I was for the moment vaguely awed by her very quiescence, and gazed wondering, doubting, bewildered. What was the little trick? Could I not from such things get free, even in Inland China? The red light of the sunken sun playing round her comely figure dazzled me, it is admitted, and I followed her with a sigh of mingled dread and desire for rest. Shall I say the shadow of the smile upon her lips deepened and softened with an infinite compassion?

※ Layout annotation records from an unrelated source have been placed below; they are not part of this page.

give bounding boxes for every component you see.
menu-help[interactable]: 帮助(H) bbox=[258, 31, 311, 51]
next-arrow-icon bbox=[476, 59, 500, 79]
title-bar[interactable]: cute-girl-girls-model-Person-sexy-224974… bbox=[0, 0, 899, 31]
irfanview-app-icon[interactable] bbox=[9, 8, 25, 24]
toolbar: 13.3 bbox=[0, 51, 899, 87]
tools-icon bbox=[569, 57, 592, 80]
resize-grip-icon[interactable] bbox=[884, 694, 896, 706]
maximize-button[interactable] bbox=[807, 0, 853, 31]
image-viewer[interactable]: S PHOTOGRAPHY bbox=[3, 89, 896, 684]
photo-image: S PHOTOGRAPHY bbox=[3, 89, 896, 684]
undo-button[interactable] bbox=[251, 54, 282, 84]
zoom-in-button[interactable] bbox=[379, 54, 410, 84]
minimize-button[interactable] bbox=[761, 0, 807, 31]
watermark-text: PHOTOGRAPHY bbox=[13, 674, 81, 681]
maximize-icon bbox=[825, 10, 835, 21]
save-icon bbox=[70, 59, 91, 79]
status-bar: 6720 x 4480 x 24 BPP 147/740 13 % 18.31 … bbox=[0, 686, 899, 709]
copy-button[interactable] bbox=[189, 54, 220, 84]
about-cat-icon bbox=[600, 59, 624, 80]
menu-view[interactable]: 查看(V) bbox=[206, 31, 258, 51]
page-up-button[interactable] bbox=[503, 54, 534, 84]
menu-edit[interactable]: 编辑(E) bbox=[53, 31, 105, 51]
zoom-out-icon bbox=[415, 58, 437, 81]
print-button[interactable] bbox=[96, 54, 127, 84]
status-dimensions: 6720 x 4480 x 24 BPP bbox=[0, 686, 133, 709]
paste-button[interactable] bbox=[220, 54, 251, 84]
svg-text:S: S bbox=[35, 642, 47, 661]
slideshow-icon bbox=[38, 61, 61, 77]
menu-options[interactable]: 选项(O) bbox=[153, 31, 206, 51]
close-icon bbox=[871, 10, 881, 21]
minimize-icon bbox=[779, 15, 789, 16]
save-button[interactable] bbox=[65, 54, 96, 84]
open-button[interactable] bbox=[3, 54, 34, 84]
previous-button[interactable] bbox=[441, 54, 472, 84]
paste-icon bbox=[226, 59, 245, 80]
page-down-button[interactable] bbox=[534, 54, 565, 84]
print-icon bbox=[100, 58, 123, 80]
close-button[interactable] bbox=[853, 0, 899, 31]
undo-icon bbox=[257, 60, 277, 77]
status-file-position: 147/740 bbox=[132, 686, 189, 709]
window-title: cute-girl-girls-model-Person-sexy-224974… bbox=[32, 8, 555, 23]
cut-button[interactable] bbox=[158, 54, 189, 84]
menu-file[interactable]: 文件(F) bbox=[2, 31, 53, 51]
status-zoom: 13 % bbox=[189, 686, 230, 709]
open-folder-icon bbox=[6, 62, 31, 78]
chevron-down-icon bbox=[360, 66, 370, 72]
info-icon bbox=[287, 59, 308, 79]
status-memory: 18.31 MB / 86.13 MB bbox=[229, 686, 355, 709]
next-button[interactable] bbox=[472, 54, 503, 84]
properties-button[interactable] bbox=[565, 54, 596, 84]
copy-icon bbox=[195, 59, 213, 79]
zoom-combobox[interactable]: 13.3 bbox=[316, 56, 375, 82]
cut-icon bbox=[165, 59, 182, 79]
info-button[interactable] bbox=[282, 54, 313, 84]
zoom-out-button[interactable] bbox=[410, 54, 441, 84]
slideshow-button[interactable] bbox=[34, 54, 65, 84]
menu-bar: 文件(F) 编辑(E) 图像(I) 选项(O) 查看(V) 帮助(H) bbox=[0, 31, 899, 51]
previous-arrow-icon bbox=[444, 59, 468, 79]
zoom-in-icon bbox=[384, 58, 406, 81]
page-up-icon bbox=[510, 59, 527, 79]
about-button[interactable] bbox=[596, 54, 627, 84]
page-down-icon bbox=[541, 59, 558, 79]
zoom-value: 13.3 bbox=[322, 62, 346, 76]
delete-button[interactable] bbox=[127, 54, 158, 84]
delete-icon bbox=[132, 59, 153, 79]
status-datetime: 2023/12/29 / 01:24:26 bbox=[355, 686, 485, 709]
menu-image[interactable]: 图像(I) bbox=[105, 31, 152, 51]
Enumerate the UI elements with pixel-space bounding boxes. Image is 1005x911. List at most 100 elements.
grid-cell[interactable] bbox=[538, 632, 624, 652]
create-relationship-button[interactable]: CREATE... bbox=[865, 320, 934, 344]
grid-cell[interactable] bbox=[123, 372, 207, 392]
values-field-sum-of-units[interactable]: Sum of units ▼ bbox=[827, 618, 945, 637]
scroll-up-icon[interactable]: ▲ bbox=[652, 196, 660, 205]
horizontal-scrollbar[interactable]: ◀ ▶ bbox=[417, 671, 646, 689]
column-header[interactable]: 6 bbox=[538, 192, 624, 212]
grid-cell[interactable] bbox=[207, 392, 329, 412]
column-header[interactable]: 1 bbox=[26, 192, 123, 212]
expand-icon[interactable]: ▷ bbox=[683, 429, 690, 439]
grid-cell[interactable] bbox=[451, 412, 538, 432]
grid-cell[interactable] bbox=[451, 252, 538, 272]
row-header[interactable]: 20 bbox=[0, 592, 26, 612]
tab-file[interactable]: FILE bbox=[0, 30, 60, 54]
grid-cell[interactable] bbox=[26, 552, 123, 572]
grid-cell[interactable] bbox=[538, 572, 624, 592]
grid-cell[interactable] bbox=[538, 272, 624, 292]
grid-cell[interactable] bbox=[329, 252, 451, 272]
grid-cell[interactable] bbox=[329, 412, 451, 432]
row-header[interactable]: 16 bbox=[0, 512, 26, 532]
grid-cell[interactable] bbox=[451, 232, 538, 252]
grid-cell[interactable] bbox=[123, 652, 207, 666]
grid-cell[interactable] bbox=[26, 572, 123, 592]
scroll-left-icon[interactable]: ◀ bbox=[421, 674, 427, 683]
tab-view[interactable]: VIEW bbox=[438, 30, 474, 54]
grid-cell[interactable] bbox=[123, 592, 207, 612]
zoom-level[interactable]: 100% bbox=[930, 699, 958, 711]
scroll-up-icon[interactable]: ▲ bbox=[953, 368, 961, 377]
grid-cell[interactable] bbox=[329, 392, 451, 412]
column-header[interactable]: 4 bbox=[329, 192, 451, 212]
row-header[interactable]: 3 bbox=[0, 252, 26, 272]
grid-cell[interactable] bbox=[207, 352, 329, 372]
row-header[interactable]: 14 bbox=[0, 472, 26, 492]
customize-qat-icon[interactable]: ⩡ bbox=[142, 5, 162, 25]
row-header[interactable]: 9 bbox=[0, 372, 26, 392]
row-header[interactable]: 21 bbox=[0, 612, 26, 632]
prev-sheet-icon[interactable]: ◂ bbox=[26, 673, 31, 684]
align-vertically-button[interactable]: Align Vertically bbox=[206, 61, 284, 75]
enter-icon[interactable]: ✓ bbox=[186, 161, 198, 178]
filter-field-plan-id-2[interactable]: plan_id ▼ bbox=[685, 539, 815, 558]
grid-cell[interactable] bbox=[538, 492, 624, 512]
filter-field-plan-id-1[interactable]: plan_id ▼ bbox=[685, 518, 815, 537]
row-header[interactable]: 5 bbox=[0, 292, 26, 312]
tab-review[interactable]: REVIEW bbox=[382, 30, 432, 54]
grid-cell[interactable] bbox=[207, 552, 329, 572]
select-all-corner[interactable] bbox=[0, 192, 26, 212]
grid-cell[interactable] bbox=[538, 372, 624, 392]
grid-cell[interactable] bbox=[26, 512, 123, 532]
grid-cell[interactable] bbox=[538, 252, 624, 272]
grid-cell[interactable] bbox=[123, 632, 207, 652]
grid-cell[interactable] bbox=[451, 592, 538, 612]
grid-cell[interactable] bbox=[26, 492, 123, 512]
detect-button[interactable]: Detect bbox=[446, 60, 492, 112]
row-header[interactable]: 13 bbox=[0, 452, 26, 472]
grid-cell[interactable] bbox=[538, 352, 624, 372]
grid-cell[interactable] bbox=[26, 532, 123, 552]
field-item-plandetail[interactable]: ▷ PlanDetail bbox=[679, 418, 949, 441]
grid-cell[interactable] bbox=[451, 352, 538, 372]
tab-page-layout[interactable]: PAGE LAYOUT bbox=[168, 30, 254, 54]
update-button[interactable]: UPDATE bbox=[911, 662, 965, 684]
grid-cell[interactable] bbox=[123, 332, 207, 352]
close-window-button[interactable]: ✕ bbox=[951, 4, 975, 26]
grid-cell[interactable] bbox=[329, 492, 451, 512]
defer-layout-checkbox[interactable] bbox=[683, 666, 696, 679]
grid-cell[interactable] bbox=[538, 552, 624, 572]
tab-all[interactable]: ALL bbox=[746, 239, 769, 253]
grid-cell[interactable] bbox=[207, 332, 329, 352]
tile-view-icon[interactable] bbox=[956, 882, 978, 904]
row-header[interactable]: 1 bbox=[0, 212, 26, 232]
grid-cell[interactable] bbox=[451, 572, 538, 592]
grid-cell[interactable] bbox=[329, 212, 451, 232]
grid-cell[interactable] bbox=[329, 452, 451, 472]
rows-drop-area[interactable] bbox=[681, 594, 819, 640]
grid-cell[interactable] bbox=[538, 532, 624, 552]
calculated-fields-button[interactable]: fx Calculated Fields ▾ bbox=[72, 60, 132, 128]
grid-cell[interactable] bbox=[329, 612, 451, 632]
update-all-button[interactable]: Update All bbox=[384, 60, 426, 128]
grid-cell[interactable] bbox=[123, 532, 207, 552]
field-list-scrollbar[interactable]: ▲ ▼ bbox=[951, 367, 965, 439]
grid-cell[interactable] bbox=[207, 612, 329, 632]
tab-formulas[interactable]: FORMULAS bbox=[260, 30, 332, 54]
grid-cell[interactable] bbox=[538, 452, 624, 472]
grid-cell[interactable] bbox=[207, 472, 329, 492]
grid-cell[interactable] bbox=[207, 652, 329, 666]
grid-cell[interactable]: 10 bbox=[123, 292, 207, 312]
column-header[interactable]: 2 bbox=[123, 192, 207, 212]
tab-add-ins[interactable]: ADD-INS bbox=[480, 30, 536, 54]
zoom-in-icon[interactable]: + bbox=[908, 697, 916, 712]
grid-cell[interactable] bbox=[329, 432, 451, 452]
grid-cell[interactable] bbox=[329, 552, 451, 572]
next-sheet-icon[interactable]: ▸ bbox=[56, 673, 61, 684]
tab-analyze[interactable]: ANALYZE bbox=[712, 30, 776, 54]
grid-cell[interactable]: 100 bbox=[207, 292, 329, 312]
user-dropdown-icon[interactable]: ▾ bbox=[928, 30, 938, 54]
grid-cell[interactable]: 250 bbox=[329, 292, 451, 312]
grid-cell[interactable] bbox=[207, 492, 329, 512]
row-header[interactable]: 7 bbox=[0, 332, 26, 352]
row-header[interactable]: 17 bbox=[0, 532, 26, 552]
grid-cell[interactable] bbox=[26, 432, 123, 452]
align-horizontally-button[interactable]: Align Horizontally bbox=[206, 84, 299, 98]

Dogs rounded upon me as I entered the bamboo hut stuck on the side of the hill—they knew I had no right there. Inside a man was nursing a squalling baby; our escort was its mother, the man her husband. So I was safe. The place was swept up, unnecessary gear was taken away, fire was kindled, tea was brewed, rice was prepared; and whilst in shaving (for we were to reach Tengyueh on the morrow) I dodged here and there to escape the smoke and get the most light, giving my hospitable host a good deal of fun in so doing; every possible preparation was made for my comfort and convenience by the untiring woman at whose invitation I was there. Their attentions embarrassed me; every movement, every look, every gesture, every wish was anticipated, so that I had no more discomfort than a roaring wind and a low temperature about the region which no one could help. It was bitterly cold. In front of the fire I sat in an overcoat among the crowd drinking tea, whilst the soldiers drank wine—they bought five cash worth. Had my lamp oil run out, I should have bought liquor and tried to burn it instead. Soon the spirit began to talk, and these braves of the Chinese army got on terms of freest familiarity, telling me what an all-round excellent fellow I was, and how pleased they were that I had to suffer as well as they. But they never forgot themselves, and I allowed them to wander on uncontradicted and unrestrained. After a weary night of tossing in my p’ukai, with a roaring gale blowing through the latticed bamboo, behind which I lay so poorly sheltered, we started in good spirits.